Hi Michael, like you I was targeting under 4 hours, after finishing dead on 4 three years ago; Sunday became a struggle after 20 miles and I'm sure a lot of people will testify that their strategy went out of the window, possibly due to the radical change in temperatures we have been training in.
The disappointment doesn't stick with you for too long, just serves to drive you on again and you will get that time.
I'm slightly the other way on as I ended up run/walking between 20 and 23, but managed to finish in 3:57 - still think I could do better though, so the fact that you spent those 20mins away still means that you are not a quitter and better than you might be feeling right now.
Done two lots of eight miles this week, one on tuesday, one just got back from. Between six and eight on tuesday I thought I would collapse (it was a bit warm mind) and I've been running these for the past three months and running every tuesday, thursday, sunday for 3-4 years! Didn't feel great as I'd targeted this weekend to move up from 14 to 16 miles and was thinking better of it.
Went out today to go real slow, felt ten times better and actually only ran about 6 seconds slower - I can't work it out.

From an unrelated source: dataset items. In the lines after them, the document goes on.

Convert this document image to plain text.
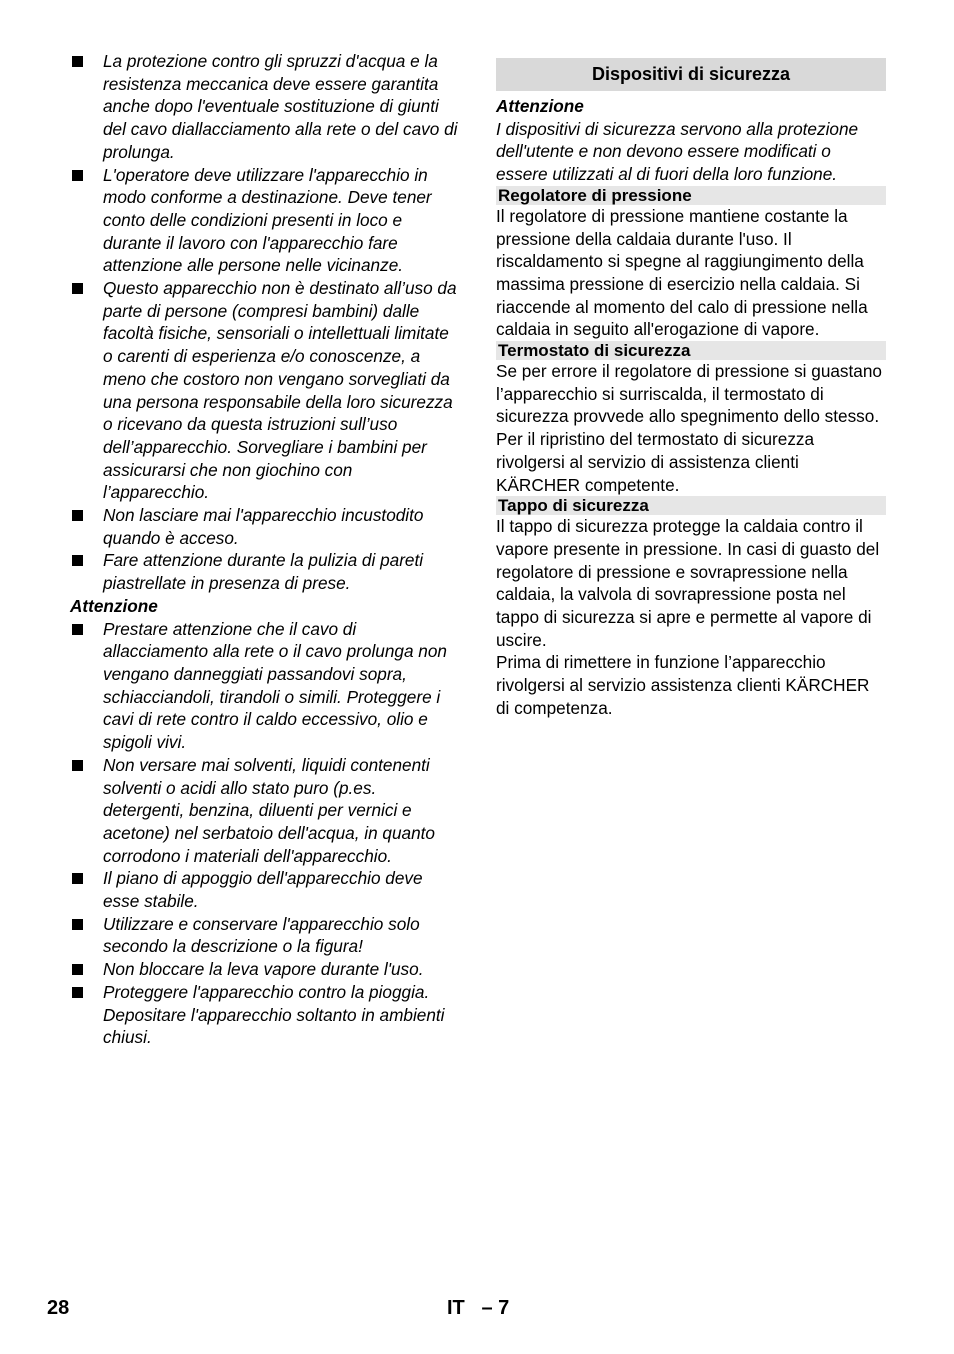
La protezione contro gli spruzzi d'acqua e la resistenza meccanica deve essere garantita anche dopo l'eventuale sostituzione di giunti del cavo diallacciamento alla rete o del cavo di prolunga.
L'operatore deve utilizzare l'apparecchio in modo conforme a destinazione. Deve tener conto delle condizioni presenti in loco e durante il lavoro con l'apparecchio fare attenzione alle persone nelle vicinanze.
Questo apparecchio non è destinato all’uso da parte di persone (compresi bambini) dalle facoltà fisiche, sensoriali o intellettuali limitate o carenti di esperienza e/o conoscenze, a meno che costoro non vengano sorvegliati da una persona responsabile della loro sicurezza o ricevano da questa istruzioni sull’uso dell’apparecchio. Sorvegliare i bambini per assicurarsi che non giochino con l’apparecchio.
Non lasciare mai l'apparecchio incustodito quando è acceso.
Fare attenzione durante la pulizia di pareti piastrellate in presenza di prese.
Attenzione
Prestare attenzione che il cavo di allacciamento alla rete o il cavo prolunga non vengano danneggiati passandovi sopra, schiacciandoli, tirandoli o simili. Proteggere i cavi di rete contro il caldo eccessivo, olio e spigoli vivi.
Non versare mai solventi, liquidi contenenti solventi o acidi allo stato puro (p.es. detergenti, benzina, diluenti per vernici e acetone) nel serbatoio dell'acqua, in quanto corrodono i materiali dell'apparecchio.
Il piano di appoggio dell'apparecchio deve esse stabile.
Utilizzare e conservare l'apparecchio solo secondo la descrizione o la figura!
Non bloccare la leva vapore durante l'uso.
Proteggere l'apparecchio contro la pioggia. Depositare l'apparecchio soltanto in ambienti chiusi.
Dispositivi di sicurezza
Attenzione

I dispositivi di sicurezza servono alla protezione dell'utente e non devono essere modificati o essere utilizzati al di fuori della loro funzione.

Regolatore di pressione

Il regolatore di pressione mantiene costante la pressione della caldaia durante l'uso. Il riscaldamento si spegne al raggiungimento della massima pressione di esercizio nella caldaia. Si riaccende al momento del calo di pressione nella caldaia in seguito all'erogazione di vapore.

Termostato di sicurezza

Se per errore il regolatore di pressione si guastano l’apparecchio si surriscalda, il termostato di sicurezza provvede allo spegnimento dello stesso. Per il ripristino del termostato di sicurezza rivolgersi al servizio di assistenza clienti KÄRCHER competente.

Tappo di sicurezza

Il tappo di sicurezza protegge la caldaia contro il vapore presente in pressione. In casi di guasto del regolatore di pressione e sovrapressione nella caldaia, la valvola di sovrapressione posta nel tappo di sicurezza si apre e permette al vapore di uscire.

Prima di rimettere in funzione l’apparecchio rivolgersi al servizio assistenza clienti KÄRCHER di competenza.

28	IT   – 7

Also, I'm the complete opposite the first 100 metres all feel the same, at about the first mile I can tell how it's going to be....but not tuesday as I felt great.
Still might do that Sunday 16 now but having a barbecue on saturday!
Thanks you two, might challenge myself to 16 miles this weekend, see how I go. You're spot on about the drinks bottle, thirst quench at eight miles is a must and it's at the exact point between a long slope uphill and a sharp uphill incline (on my present run) but I've been told that the first half of the Nottingham Marathon can be quite hilly too so trying to build in for that.